Clarifications aside, I want to examine more deeply the rhetoric she used to defend the law. Respect our culture, Isinbayeva said. Our beliefs about homosexuality come from our history, they are authentic to us and have their roots in our people's traditions. Our ways, she claimed, are not better than yours, just different, and we have a right to be different.

This is the language of cultural conservatism for certain, but it is also the language of a particularly extreme, relativist kind of multicultural ideology (there is much diversity within multicultural thought).

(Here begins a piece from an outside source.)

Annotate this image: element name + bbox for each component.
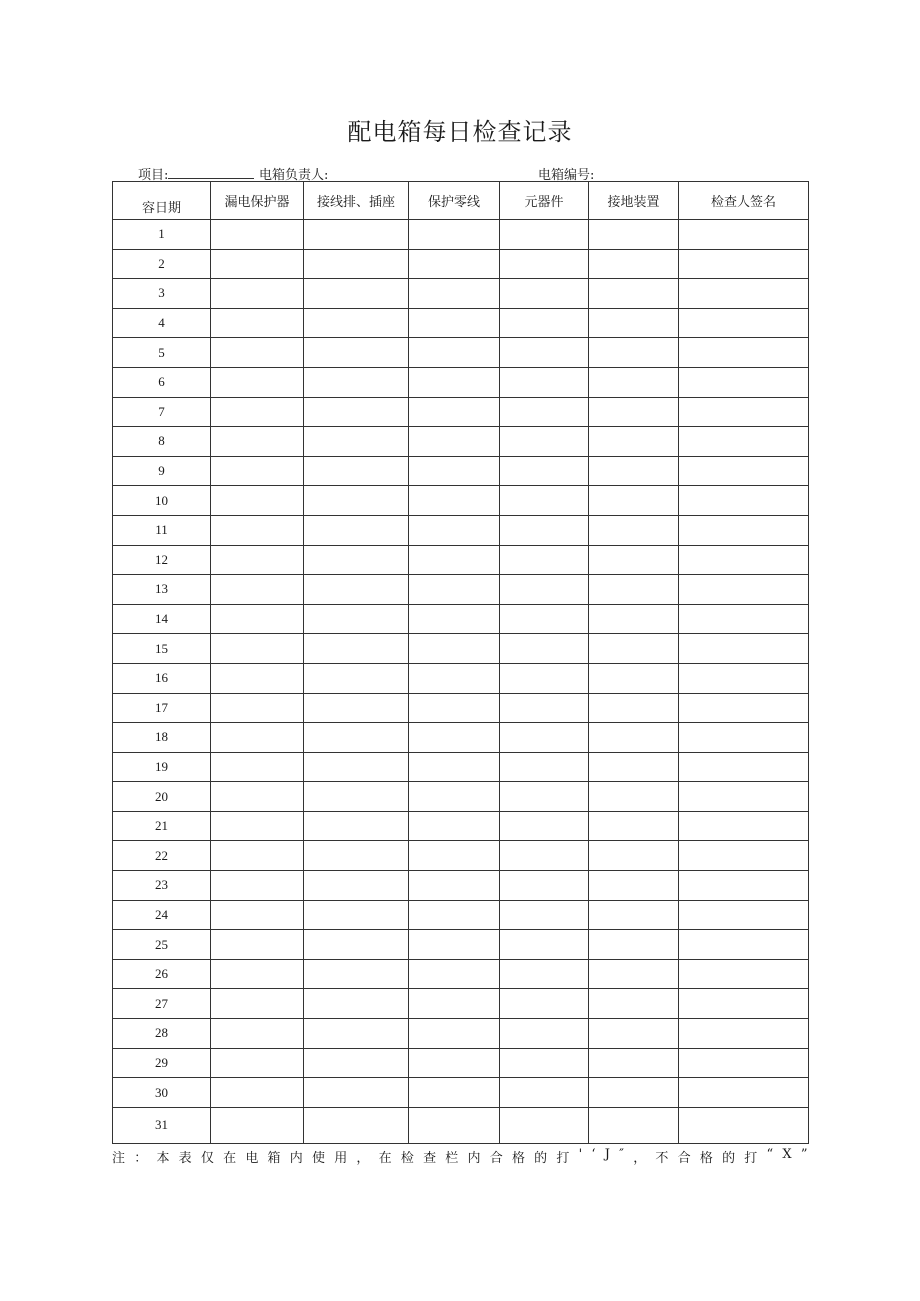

Isinbayeva bends that language to her own purposes, but the fact remains that that language has always been open to such abuse.

If all cultures are truly equal, as some harder forms of multicultural ideology argue, then Isinbayeva and her anti-gay allies in Russia are right. In fact, the idea that all cultures are somehow equal has hampered some on the Western left from criticizing hate and other abuses of human rights in non-Western cultures since at least the controversy surrounding the 1989 fatwa issued by Ayatollah Khomenei of Iran against Salman Rushdie following the publication of The Satanic Verses. During the controversy, in reaction to those who sought to accommodate those Muslims offended by Rushdie's book on the grounds of respecting cultural/religious differences, English journalist Andy McSmith wrote:


We are witnessing, I fear, the birth of a new and dangerously illiberal "liberal" orthodoxy.

There is nothing wrong, in theory, with a general commitment to respect all cultures, and there is certainly plenty to criticize about my own culture. The point is, when push comes to shove, I'll always choose to respect people's rights over people's cultures. All cultures are not equal. The culture of white nationalism, or of the Christian Nationalist/Christian Identity movement--yes, by any definition these are cultures--is not worthy of respect, but rather is something to be vigorously rejected and opposed by anyone who respects human rights.

Kenan Malik framed the issue quite well:

We can either recognise people as equal, or we can recognise cultures as equal. We can't do both.

Hatred of homosexuality is, according to Russian law and prominent Russian cultural icons, central to Russian culture. I cannot respect that culture or any culture, whether Western or non-Western, that goes on record as opposing equal treatment for actual flesh and blood human beings, or publicly declares that some groups of human beings are less worthy of respect than others because of who they are. Only a liberal universalist approach can truly defend the equal rights of all people.

Cultures don't have rights. People do.